Whisk together the stone-ground mustard with the white wine and balsamic vinegars. Add the granulated garlic and dried onion.

Chop or shred the cooked chicken breast and add it to the dressing, mixing well. Season the salad with additional kosher salt and black pepper if desired. Chill the chicken salad, covered, for about 30 minutes.

Divide the salad into six equal portions and mound each portion in the center of each endive leaf. Sprinkle with paprika and serve cold.


Grilled Chicken Breast with BBQ Glaze

Makes:
One serving

Nutrition per serving:
Calories = 138, Fat = 2g, Carbs = 4g, Protein = 24g

Ingredients
3 1/2 oz chicken breast, lightly pounded
2 Tbls BBQ Spice Mix
1 Tbls balsamic vinegar
1 Tbls water

Directions
In a small bowl, blend the BBQ spice with the water and balsamic vinegar. Pour the mixture over the pounded chicken breast, making sure to coat both sides. Refrigerate the chicken, covered, for one hour.
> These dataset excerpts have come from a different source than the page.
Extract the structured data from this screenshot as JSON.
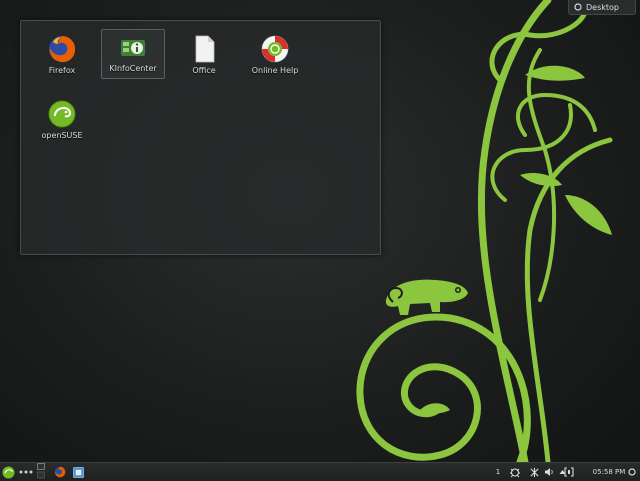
{
  "desktop_icons": [
    {
      "label": "Firefox",
      "icon": "firefox-icon",
      "selected": false
    },
    {
      "label": "KInfoCenter",
      "icon": "kinfocenter-icon",
      "selected": true
    },
    {
      "label": "Office",
      "icon": "office-document-icon",
      "selected": false
    },
    {
      "label": "Online Help",
      "icon": "help-lifebuoy-icon",
      "selected": false
    },
    {
      "label": "openSUSE",
      "icon": "opensuse-icon",
      "selected": false
    }
  ],
  "desktop_toolbox": {
    "label": "Desktop"
  },
  "taskbar": {
    "pager_number": "1",
    "clock": "05:58 PM"
  },
  "colors": {
    "opensuse_green": "#73ba25",
    "firefox_orange": "#e66000",
    "firefox_blue": "#2c4ba5"
  }
}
Light a charcoal barbeque or heat a gas grill. Shake the chicken breast to remove excess marinade, and grill the chicken, turning once, until it is cooked through. Brush the chicken occasionally with the reserved marinade as it is cooking, then discard what is not used. Makes 1 serving.


BBQ Spice Mix
1/4 cup chili powder
2 Tbls paprika
2 Tbls kosher salt
1 Tbls ground black pepper
1 Tbls ground mustard
1 Tbls granulated garlic
1 Tbls onion powder
1 tsp ground cinnamon
1 tsp ground cardamom
1 tsp ground cumin
4 packets stevia

Thoroughly blend all the spices and store in an airtight container for future uses.